Rente mit 67? Kollabierende Sozialsysteme? Kinderlosigkeit? Thomas Etzemüller, Historiker an der Uni Oldenburg, hält die Demografie-Debatte für völlig überzogen. Im stern.de-Interview sagt er, woher die apokalyptischen Visionen kommen - und wer davon profitiert.

Herr Professor Etzemüller: Ist das Ende der Deutschen nun nahe oder nicht?

Für mein neues Buch habe ich mir die Bevölkerungsdiskussion seit 1798 angeschaut und bin darauf gestoßen, dass immer wieder dieselben Fragen und Prognosen auftauchen: Wir überaltern, überfremden und sterben aus. Das sind genau die Klagen, die wir auch heute täglich zu hören bekommen. Mir ist gleichzeitig aufgefallen, dass es zwar einen starken Geburtenrückgang gegeben hat, die Sterblichkeit aber ebenfalls zurückging. Über die Jahrhunderte betrachtet lag die Geburtenrate immer über der Sterblichkeitsrate. Deshalb ist die Bevölkerung auch permanent gewachsen und nicht ausgestorben, wie schon im frühen 20. Jahrhundert prophezeit. Meine dritte wesentliche Erkenntnis: Der demografische Diskurs ist eine Wissenschaft der Angst, in der die Apokalypse der Welt gepredigt wird, ohne jemals wahr geworden zu sein.

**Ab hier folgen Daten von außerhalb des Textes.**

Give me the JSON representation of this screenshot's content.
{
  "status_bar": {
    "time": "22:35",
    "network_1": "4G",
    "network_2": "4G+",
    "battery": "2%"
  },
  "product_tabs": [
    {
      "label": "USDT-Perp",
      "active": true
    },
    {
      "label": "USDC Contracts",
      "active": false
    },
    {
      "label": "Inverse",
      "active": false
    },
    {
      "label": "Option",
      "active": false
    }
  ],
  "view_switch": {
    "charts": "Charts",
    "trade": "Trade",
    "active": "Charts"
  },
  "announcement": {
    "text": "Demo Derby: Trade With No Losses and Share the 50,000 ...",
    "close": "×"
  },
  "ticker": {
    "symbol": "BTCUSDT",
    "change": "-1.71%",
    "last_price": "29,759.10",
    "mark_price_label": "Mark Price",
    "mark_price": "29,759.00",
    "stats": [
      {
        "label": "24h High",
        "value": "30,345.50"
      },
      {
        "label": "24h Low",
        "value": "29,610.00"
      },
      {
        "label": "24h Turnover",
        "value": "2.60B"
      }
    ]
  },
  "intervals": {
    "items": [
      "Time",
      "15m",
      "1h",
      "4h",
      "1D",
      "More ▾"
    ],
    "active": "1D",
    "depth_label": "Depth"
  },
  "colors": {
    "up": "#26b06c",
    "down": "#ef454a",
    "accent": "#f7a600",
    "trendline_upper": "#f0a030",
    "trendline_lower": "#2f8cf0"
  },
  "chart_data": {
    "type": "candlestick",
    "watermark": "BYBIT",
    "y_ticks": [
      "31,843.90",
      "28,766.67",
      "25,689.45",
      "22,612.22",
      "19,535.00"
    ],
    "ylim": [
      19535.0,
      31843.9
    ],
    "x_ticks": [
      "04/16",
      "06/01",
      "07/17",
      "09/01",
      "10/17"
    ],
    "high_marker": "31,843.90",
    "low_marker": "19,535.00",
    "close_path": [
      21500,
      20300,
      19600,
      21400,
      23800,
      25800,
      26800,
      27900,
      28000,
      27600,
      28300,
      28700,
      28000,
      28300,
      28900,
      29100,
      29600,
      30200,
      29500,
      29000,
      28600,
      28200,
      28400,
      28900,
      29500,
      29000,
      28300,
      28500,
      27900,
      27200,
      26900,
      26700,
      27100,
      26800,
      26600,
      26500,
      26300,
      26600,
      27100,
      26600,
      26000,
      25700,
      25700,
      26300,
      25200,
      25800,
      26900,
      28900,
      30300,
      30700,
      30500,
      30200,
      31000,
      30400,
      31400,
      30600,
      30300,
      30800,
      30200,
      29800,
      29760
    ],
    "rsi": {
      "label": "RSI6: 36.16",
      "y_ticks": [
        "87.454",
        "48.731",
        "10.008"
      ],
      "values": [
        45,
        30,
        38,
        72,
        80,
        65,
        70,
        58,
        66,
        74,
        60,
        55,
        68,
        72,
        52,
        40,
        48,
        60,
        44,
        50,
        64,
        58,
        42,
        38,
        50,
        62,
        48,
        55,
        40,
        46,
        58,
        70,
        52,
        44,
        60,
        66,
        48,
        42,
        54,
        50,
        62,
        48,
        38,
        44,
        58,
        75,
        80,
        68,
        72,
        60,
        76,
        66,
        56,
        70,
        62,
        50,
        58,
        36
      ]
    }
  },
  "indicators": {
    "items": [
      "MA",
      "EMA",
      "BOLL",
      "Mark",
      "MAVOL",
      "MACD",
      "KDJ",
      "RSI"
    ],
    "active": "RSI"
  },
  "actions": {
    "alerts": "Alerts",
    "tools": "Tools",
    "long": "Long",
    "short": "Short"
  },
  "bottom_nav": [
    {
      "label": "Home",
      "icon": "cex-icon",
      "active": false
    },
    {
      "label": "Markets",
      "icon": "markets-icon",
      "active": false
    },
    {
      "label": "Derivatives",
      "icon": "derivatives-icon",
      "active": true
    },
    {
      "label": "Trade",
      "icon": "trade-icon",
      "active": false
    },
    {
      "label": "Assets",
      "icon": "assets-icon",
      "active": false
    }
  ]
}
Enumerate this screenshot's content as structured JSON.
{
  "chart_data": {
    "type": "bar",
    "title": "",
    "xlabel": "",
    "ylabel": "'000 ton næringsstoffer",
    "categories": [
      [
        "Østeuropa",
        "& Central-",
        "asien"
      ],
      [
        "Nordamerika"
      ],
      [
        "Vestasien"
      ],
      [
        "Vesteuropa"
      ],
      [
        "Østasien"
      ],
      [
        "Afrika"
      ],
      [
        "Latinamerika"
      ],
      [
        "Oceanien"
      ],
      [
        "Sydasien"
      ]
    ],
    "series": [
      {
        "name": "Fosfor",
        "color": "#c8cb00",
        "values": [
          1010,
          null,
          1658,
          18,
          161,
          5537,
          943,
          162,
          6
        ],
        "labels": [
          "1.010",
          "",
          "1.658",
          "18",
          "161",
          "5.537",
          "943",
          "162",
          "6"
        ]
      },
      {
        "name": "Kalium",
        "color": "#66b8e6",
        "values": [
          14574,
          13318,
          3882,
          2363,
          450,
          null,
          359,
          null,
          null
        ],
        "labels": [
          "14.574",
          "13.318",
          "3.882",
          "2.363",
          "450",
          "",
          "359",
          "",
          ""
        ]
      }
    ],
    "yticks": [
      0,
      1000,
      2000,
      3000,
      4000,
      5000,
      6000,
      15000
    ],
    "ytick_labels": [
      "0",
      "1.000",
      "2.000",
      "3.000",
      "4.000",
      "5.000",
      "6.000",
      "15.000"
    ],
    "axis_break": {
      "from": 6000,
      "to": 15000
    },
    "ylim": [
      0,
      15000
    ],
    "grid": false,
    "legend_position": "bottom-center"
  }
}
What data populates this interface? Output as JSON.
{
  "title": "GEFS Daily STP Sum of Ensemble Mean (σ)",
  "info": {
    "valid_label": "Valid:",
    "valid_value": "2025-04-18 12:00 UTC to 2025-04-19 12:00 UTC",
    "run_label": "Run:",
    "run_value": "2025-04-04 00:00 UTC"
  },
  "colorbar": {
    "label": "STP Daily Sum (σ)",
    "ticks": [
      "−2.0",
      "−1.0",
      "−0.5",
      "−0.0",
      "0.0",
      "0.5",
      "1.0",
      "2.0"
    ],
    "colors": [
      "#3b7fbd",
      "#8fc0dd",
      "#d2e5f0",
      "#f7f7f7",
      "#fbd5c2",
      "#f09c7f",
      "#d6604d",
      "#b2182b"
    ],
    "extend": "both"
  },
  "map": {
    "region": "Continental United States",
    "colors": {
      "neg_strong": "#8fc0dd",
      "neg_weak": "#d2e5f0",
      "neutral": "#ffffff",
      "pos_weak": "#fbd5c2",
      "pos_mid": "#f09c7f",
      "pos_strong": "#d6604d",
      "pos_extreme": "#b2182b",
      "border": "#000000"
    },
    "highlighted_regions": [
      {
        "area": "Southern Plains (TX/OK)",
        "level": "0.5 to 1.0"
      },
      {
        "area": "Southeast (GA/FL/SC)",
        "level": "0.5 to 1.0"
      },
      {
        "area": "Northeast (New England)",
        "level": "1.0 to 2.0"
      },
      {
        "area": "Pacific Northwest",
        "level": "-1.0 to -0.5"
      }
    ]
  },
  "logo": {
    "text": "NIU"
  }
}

Also ist alles nur Panikmache und wir sterben gar nicht aus.

In den 1930ern wurde vorhergesagt, dass der Beginn des Schrumpfungsprozesses der Deutschen im Jahr 1940 liegt. Die Bevölkerung würde von 65 Millionen auf 49 Millionen im Jahr 1975 zurückgehen, war die Prognose damals. Das ist nicht eingetroffen. Dieselben Schrumpfungsprognosen finden wir beim Statistischen Bundesamt im November 2006. Die Zahlen sind natürlich andere, die apokalyptische Prophezeiung dieselbe. Ich habe im Moment allerdings nicht den Eindruck, dass wir aussterben. Es ist eher so, dass sich die Altersstruktur ändert. Und dem können sich soziale Institutionen anpassen.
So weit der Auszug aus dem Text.